Der drittgrößte französische Mobilfunk-Betreiber, Bouygues Télécom, und Universal Music haben eine gemeinsame Mobilfunk-Marke gegründet: „Universal Mobile“ bietet neben mobilem Telefonieren die Möglichkeit, 500 Titel des Musikverlags Universal als Klingeltöne herunterzuladen.

ali PARIS. „Das Geschäft mit Klingeltönen ist mittlerweile größer als das mit Musik-Singles“, sagte Pascal Nègre, Chef von Universal Music France.

Universal Mobile ist ein so genannter virtueller Netzbetreiber. Das bedeutet, der neue Anbieter hat kein eigenes Netz, sondern nutzt die Kapazitäten von Bouygues. Aber Universal Mobil macht seine eigenen Preise. Die neue Marke richtet sich speziell an Kinder und Jugendliche im Alter von 11 bis 20 Jahren. Neben Klingeltönen soll die Zielgruppe mit SMS-Chats und Klatsch und Tratsch aus der Pop-Szene geködert werden.

Die Partnerschaft beider Unternehmen ist zunächst auf drei Jahre angelegt. Über finanzielle Details schwiegen sich Bouygues und Universal aus. Beide Unternehmen nannten auch keine Ziele in Punkto Kundenzahlen.

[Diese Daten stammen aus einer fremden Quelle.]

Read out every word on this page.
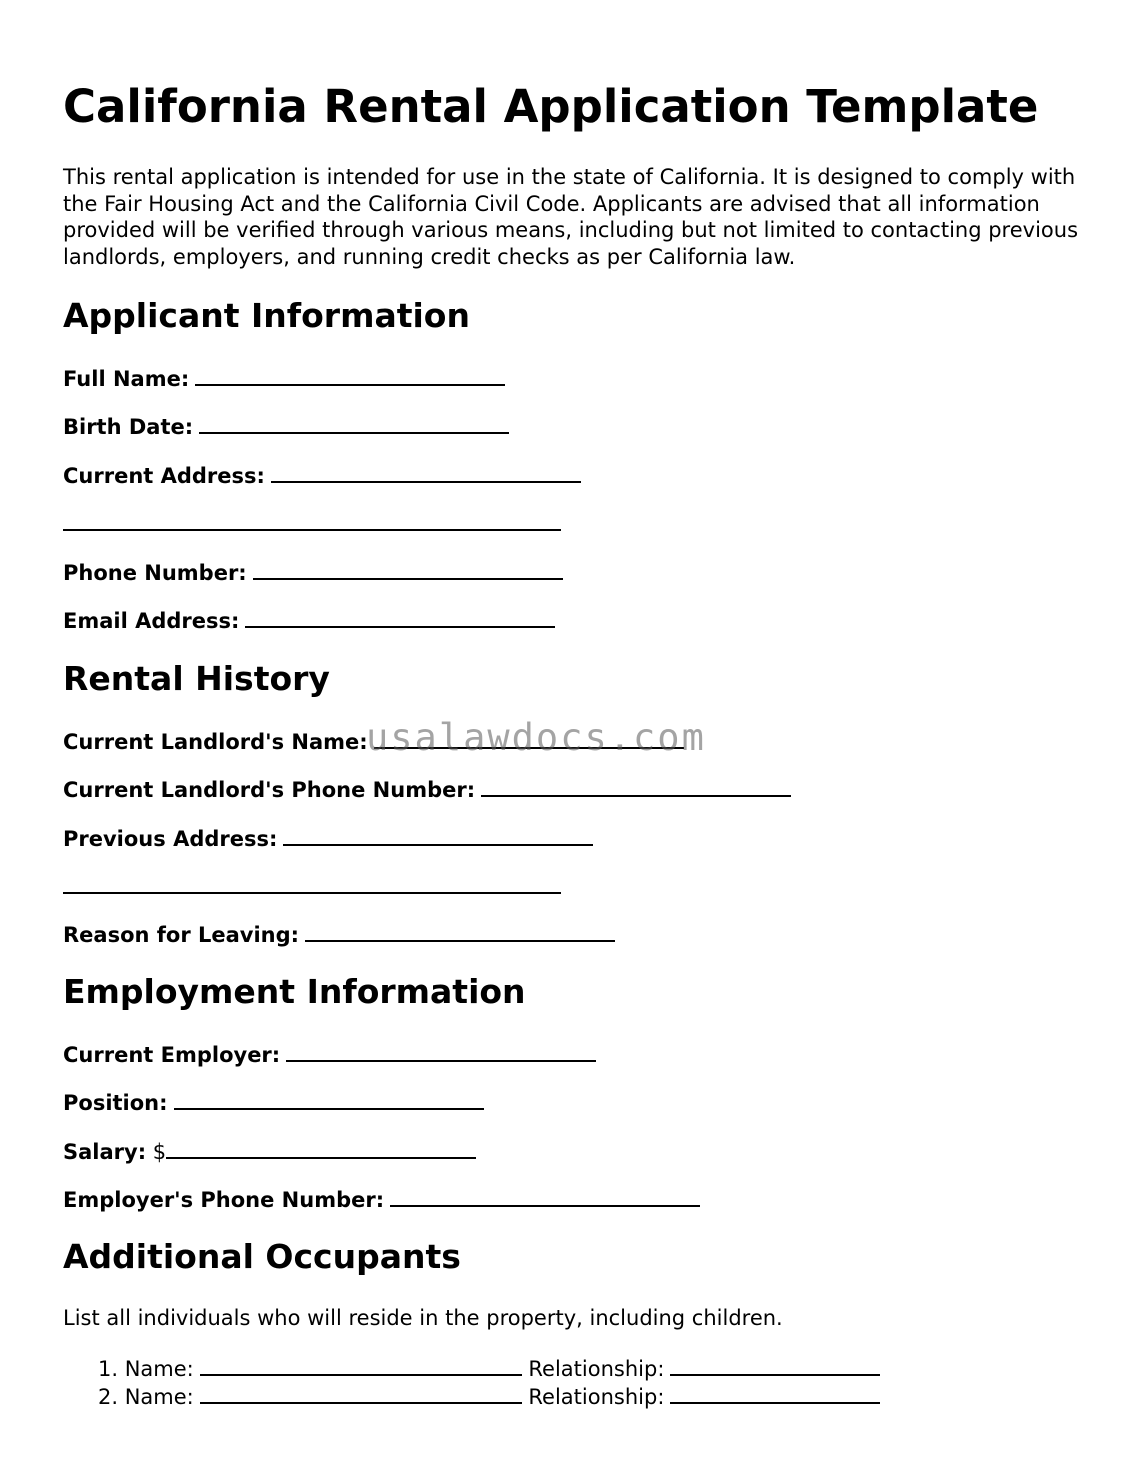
California Rental Application Template

This rental application is intended for use in the state of California. It is designed to comply with the Fair Housing Act and the California Civil Code. Applicants are advised that all information provided will be verified through various means, including but not limited to contacting previous landlords, employers, and running credit checks as per California law.

Applicant Information

Full Name:

Birth Date:

Current Address:

Phone Number:

Email Address:

Rental History

Current Landlord's Name:

Current Landlord's Phone Number:

Previous Address:

Reason for Leaving:

Employment Information

Current Employer:

Position:

Salary: $

Employer's Phone Number:

Additional Occupants

List all individuals who will reside in the property, including children.

1. Name:	Relationship:
2. Name:	Relationship:
usalawdocs.com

Für Universal ist diese Partnerschaft der zweite Versuch, seine Musik-Inhalte über Mobiltelefone zu verkaufen. Von 2001 bis 2003 gab es bereits das Angebot „Universal Mobile Music“. Damals verkaufte der Mobilfunker SFR – Tochter des Konglomerats Vivendi Universal – die Musik. Doch SFR kündigte die Zusammenarbeit auf; seitdem können sich SFR-Kunden mit Klingeltönen von Vodafone eindecken, dem zweiten SFR-Großaktionär.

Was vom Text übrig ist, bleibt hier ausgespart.